Familles et vocations : soyons vrais !


Philippe Bordeyne
prêtre du diocèse de Nanterre,
doyen de la faculté de théologie de l’Institut catholique de Paris

 

Il est d’usage, le jour d’une ordination ou d’une profession religieuse, de remercier les parents et les familles pour le don fait à l’Eglise. Les intéressés jugent qu’ils ne sont pas pour grand-chose dans la détermination de leur fils ou de leur fille. Ils ont plutôt été surpris, voire dépassés. Mais dans une optique de foi, ce merci s’appuie sur deux convictions authentiques : que l’éducation reçue en famille aide à répondre plus facilement et plus joyeusement à l’appel de Dieu ; que la famille n’est pas le tout de la vie chrétienne, puisque certains renoncent précisément à en fonder une pour suivre le Christ dans le célibat. Ce qui est vrai pour les personnes l’est aussi pour la société dans son ensemble : la famille est une « école d’enrichissement humain 1 » qui éduque à servir les liens sociaux, mais elle n’est pas le lieu de tous les apprentissages. Il arrive même que les attachements affectifs et les contextes familiaux gênent l’acquisition de certaines compétences morales et spirituelles. Très tôt dans l’histoire de l’Eglise, l’institution d’un célibat pour le Royaume a d’ailleurs permis aux jeunes de s’émanciper de leur famille et de concrétiser leur désir d’aborder leur avenir avec la même liberté que Jésus de Nazareth. Le célibat consacré a fait office de critique vivante de stratégies familiales ou sociales trop liées à la poursuite du plaisir, du gain et du pouvoir.
Il faut avoir conscience des ambivalences de la famille pour discerner correctement ce qu’elle est en droit d’apporter au mûrissement d’une vocation spécifique dans l’Eglise. Une famille « bien sous tous rapports » peut malheureusement rendre très difficile le choix des vertus de pauvreté, de chasteté et d’obéissance parce qu’elle véhicule – souvent sans s’en rendre compte – un goût trop prononcé de l’aisance, de la séduction et de l’indépendance. Réciproquement, une famille ayant traversé le drame de la séparation peut, malgré tout, faire grandir chez des jeunes l’aspiration à consacrer leur vie au service de l’Evangile et de l’Eglise. Sans faux-semblant, c’est ce deuxième cas de figure que nous voudrions explorer ici. De fait, de nombreux jeunes gens issus de familles brisées et/ou recomposées entament un parcours vocationnel. Comment accueillir leur démarche ? Comment les aider à identifier les points d’appui familiaux, sans se cacher pour autant les difficultés ? Comment transmettre aux familles chrétiennes atypiques l’espérance que de leur sein aussi peuvent naître de solides vocations ? Pour répondre à ces questions, il faut commencer par poser un regard droit sur la famille dans le contexte trouble d’aujourd’hui.
Autour de nous, les situations familiales sont multiples. Aux yeux des enfants, des jeunes et des adultes, tout devient possible. On apprend tour à tour qu’un couple se sépare un an après leurs noces, qu’une personne mariée depuis des années « refait sa vie » avec quelqu’un d’autre, qu’une jeune femme « a fait un bébé toute seule », qu’un enfant passe un week-end sur deux chez son père désormais en ménage avec un autre homme, que des femmes lesbiennes demandent le baptême pour l’enfant qu’elles ont eu par insémination avec donneur. On est choqué au départ, déçu ou peiné, puis on « se fait une raison ». Du point de vue de la foi chrétienne, plusieurs pièges se présentent devant ce panorama déstabilisant. La lucidité face à ces différents pièges est la condition d’une redécouverte, adaptée à notre temps, du lien entre familles et vocations.
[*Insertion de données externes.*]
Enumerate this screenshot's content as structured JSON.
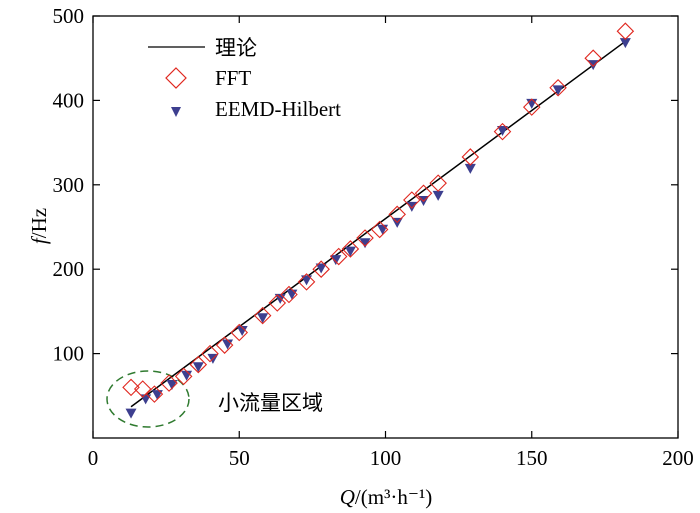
{
  "chart_data": {
    "type": "scatter",
    "title": "",
    "xlabel_var": "Q",
    "xlabel_unit": "/(m³·h⁻¹)",
    "ylabel_var": "f",
    "ylabel_unit": "/Hz",
    "xlim": [
      0,
      200
    ],
    "ylim": [
      0,
      500
    ],
    "xticks": [
      0,
      50,
      100,
      150,
      200
    ],
    "yticks": [
      100,
      200,
      300,
      400,
      500
    ],
    "grid": false,
    "legend_position": "top-left",
    "annotation": "小流量区域",
    "colors": {
      "theory": "#000000",
      "fft": "#e0271f",
      "eemd": "#3d3f8f",
      "ellipse": "#2f7a2f"
    },
    "series": [
      {
        "name": "理论",
        "kind": "line",
        "x": [
          13,
          182
        ],
        "y": [
          37,
          470
        ]
      },
      {
        "name": "FFT",
        "kind": "diamond",
        "x": [
          13,
          17,
          21,
          26,
          31,
          36,
          40,
          45,
          50,
          58,
          63,
          67,
          73,
          78,
          84,
          88,
          93,
          98,
          104,
          109,
          113,
          118,
          129,
          140,
          150,
          159,
          171,
          182
        ],
        "y": [
          60,
          58,
          52,
          65,
          73,
          87,
          100,
          110,
          125,
          145,
          160,
          170,
          185,
          200,
          215,
          224,
          237,
          247,
          265,
          282,
          290,
          302,
          333,
          363,
          392,
          415,
          450,
          482
        ]
      },
      {
        "name": "EEMD-Hilbert",
        "kind": "triangle-down",
        "x": [
          13,
          18,
          22,
          27,
          32,
          36,
          41,
          46,
          51,
          58,
          64,
          68,
          73,
          78,
          83,
          88,
          93,
          99,
          104,
          109,
          113,
          118,
          129,
          140,
          150,
          159,
          171,
          182
        ],
        "y": [
          30,
          47,
          52,
          64,
          75,
          85,
          95,
          112,
          128,
          143,
          166,
          171,
          188,
          202,
          212,
          222,
          232,
          248,
          256,
          275,
          282,
          288,
          320,
          365,
          397,
          413,
          443,
          469
        ]
      }
    ]
  }
}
Le premier piège serait de s’habituer et de mettre tous les modes de vie sur le même plan. Si plus personne ne s’étonnait des situations bancales, y aurait-il encore place pour de l’émerveillement lorsqu’un homme et une femme choisissent de se marier, de fonder un foyer et d’élever des enfants, ou lorsqu’ils restent ensemble des années avec la joie au cœur ? Or, l’Evangile nous dit que l’engagement de former un couple stable ne vient pas seulement du désir humain, mais de Dieu, qui a voulu qu’il en soit ainsi « au commencement 2 ». C’est pourquoi l’Eglise catholique n’hésite pas à employer le terme de vocation pour le mariage, à préparer les couples qui s’apprêtent à échanger leurs consentements et à soutenir ceux qui sont engagés dans le sacrement de mariage pour qu’ils restent fidèles à leur vocation.
En regard, que disent les statistiques françaises ? Plus de la moitié des premiers-nés viennent au monde hors mariage. Les couples se séparent de plus en plus jeunes – qu’ils se soient mariés ou non. Un million d’enfants vivent dans une famille recomposée, les deux tiers avec leur mère et son nouveau compagnon, un tiers avec leur père et sa nouvelle compagne. On a prétendu que ces situations avaient peu de conséquences sur les enfants, hormis le passage difficile de la séparation et de la recomposition familiale. On a voulu opposer l’authenticité des sentiments à l’hypocrisie de rester ensemble. Les enfants répètent parfois que « c’est bien mieux d’avoir deux papas et deux mamans, et beaucoup de frères et sœurs ». La réalité est moins rose. Les jeunes qui vivent dans une famille monoparentale ou recomposée ont plus de problèmes de santé et de comportement que les autres : obésité, alcool, tabac, drogues, comportements sexuels à risque, violence subie ou exercée. Les enfants de divorcés, surtout si c’est la mère qui a rompu, ont plus de chances de divorcer à leur tour. Face à ce contexte général qui engendre de multiples souffrances chez les enfants et chez les adultes, l’Eglise catholique ose dire que le divorce est toujours une décision très grave, à éviter dans toute la mesure du possible.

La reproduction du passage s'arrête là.